La spirale della violenza iniziata alla fine degli anni Trenta si scioglie nella commozione. "Nell'oppressione le disuguaglianze crescono, le ingiustizie si aggravano, la dignita' umana viene umiliata". Parole dense di storia e significato, a fronte di un destino tragico per oltre mille vittime italiane, delle quali non si deve perdere la memoria. Come ebbe a dire la poetessa russa Anna Akhmatova "mi piacerebbe chiamarli tutti per nome". E anche se il lavoro di recupero di tale memoria, non e' ancora concluso, tuttavia quanto fatto sino ad oggi si materializza nella pietra incisa e collocata tra due querce. A simbolo del sangue versato anche dagli italiani, nella macchina della morte stalianinia.

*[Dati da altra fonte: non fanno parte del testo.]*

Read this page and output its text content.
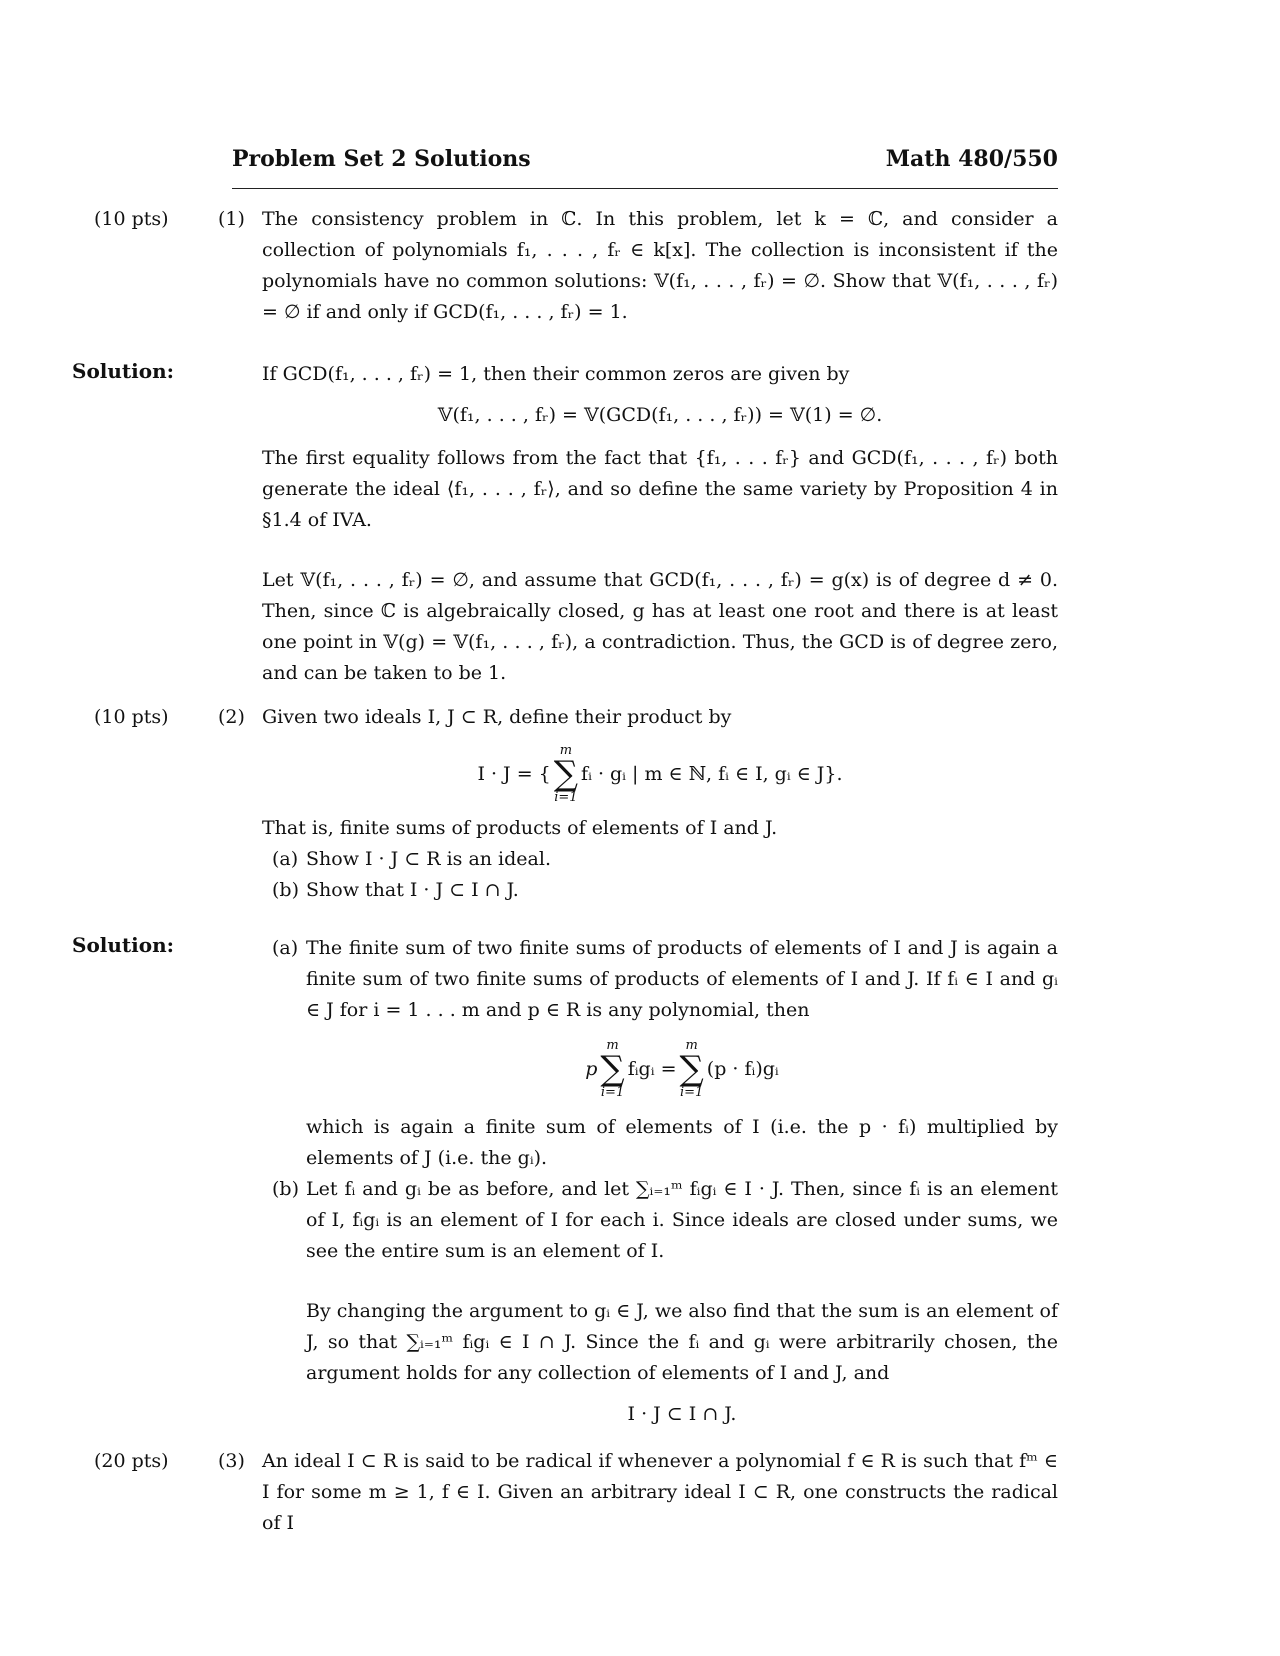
Problem Set 2 Solutions	Math 480/550
(10 pts)	(1) The consistency problem in ℂ. In this problem, let k = ℂ, and consider a collection of polynomials f₁, . . . , fᵣ ∈ k[x]. The collection is inconsistent if the polynomials have no common solutions: 𝕍(f₁, . . . , fᵣ) = ∅. Show that 𝕍(f₁, . . . , fᵣ) = ∅ if and only if GCD(f₁, . . . , fᵣ) = 1.

Solution:	If GCD(f₁, . . . , fᵣ) = 1, then their common zeros are given by

𝕍(f₁, . . . , fᵣ) = 𝕍(GCD(f₁, . . . , fᵣ)) = 𝕍(1) = ∅.

The first equality follows from the fact that {f₁, . . . fᵣ} and GCD(f₁, . . . , fᵣ) both generate the ideal ⟨f₁, . . . , fᵣ⟩, and so define the same variety by Proposition 4 in §1.4 of IVA.

Let 𝕍(f₁, . . . , fᵣ) = ∅, and assume that GCD(f₁, . . . , fᵣ) = g(x) is of degree d ≠ 0. Then, since ℂ is algebraically closed, g has at least one root and there is at least one point in 𝕍(g) = 𝕍(f₁, . . . , fᵣ), a contradiction. Thus, the GCD is of degree zero, and can be taken to be 1.

(10 pts)	(2) Given two ideals I, J ⊂ R, define their product by

I · J = {
m
∑
i=1
fᵢ · gᵢ | m ∈ ℕ, fᵢ ∈ I, gᵢ ∈ J}.

That is, finite sums of products of elements of I and J.

(a) Show I · J ⊂ R is an ideal.
(b) Show that I · J ⊂ I ∩ J.
Solution:	(a) The finite sum of two finite sums of products of elements of I and J is again a finite sum of two finite sums of products of elements of I and J. If fᵢ ∈ I and gᵢ ∈ J for i = 1 . . . m and p ∈ R is any polynomial, then
p
m
∑
i=1
fᵢgᵢ =
m
∑
i=1
(p · fᵢ)gᵢ

which is again a finite sum of elements of I (i.e. the p · fᵢ) multiplied by elements of J (i.e. the gᵢ).

(b) Let fᵢ and gᵢ be as before, and let ∑ᵢ₌₁ᵐ fᵢgᵢ ∈ I · J. Then, since fᵢ is an element of I, fᵢgᵢ is an element of I for each i. Since ideals are closed under sums, we see the entire sum is an element of I.

By changing the argument to gᵢ ∈ J, we also find that the sum is an element of J, so that ∑ᵢ₌₁ᵐ fᵢgᵢ ∈ I ∩ J. Since the fᵢ and gᵢ were arbitrarily chosen, the argument holds for any collection of elements of I and J, and

I · J ⊂ I ∩ J.

(20 pts)	(3) An ideal I ⊂ R is said to be radical if whenever a polynomial f ∈ R is such that fᵐ ∈ I for some m ≥ 1, f ∈ I. Given an arbitrary ideal I ⊂ R, one constructs the radical of I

All'ingresso del cimitero di Levashovo domina un monumento dove un corpo umano e' stretto in una morsa. E il metallo nero spiega tutta la violenza di un atto di barbarie senza senso. "Nel 1937 sono arrivati con i carri trainati da cavalli e hanno portato delle tavole di legno", racconta Anatolij Razumov, direttore del centro per la Memoria ritrovata. "Recintarono l'area di 11 ettari e non si sapeva che cosa vi facessero dentro. Gli abitanti del posto vedevano soltanto entrare e uscire altri carri". Ma proprio su quei carri venivano trasportati i corpi dei fucilati a Leningrado (oggi San Pietroburgo), vittime del Terrore staliniano. "Alcuni - continua Razumov - non erano neppure morti. Venivano finiti, gettandoli nelle fosse comuni".

L'orrore della storia riemerge nel bosco di pini e betulle che ora sorge sul posto. Qui finirono le salme di russi e ucraini, finladesi, ebrei, bielorussi e di altre nazionalità. Cittadini del mondo, giunti nella "terra promessa" che per loro era l'Unione Sovietica. "Impegnando ogni giorno la propria intelligenza, la propria competenza professionale, il proprio entusiasmo nella costruzione di una società nuova, in cui ognuno potesse essere libero e riconosciuto nelle sue aspirazioni di vita", ha affermato Fassino.

La commemorazione delle vittime italiane dei gulag tenutasi quest'oggi ricorda "una comunità di circa 4mila persone, di cui 1.020 italiani che tra il 1919 e il 1951 subirono la repressione del terrore", ha affermato nel suo discorso l'ambasciatore italiano in Russia, Vittorio Surdo. Il diplomatico ha poi sottolineato il merito "particolare" di tre donne come "Luciana De Marchi, Pia Piccioni e Nella Masutti che non si arresero mai alla perdita dei loro cari e si batterono per tutta la vita, combattendo da sole per fare conoscere le tragedie che colpivano le loro famiglie e gli antifascisti italiani perseguitati da Stalin".

E come ha saputo spiegare la stessa De Marchi, che ha perso a 13 anni il padre "romantico" e comunista, "questa terra ha unito in un corpo solo tutti".

Surdo ha inoltre sottolineato il merito della città di San Pietroburgo e della Russia. "Ricordare un crimine contro l'umanità non è un'onta, ma è indice della maturita' politica e della crescita democratica degli Stati". E proprio la vicinanza dell'Italia alla città natale del presidente russo Vladimir Putin è stata ricordata anche negli interventi di Andrea Mascaretto, assessore del Comune di Milano, di Claudio Santarelli, vicepresidente del consiglio comunale di Milano, nonchè Roberto Ronza per la Regione Lombardia. "La storia personale e collettiva di queste sofferenze è ora conosciuta - ha detto Surdo - grazie al lavoro di organizzazioni come Memorial e Nomi Restituiti, nonchè di storici italiani come Elena Dundovich, Emanuela Guercetti, Francesca Gori, Gabriele Nissim, Giancarlo Lehner, Valerio Riva, Francesco Bigazzi".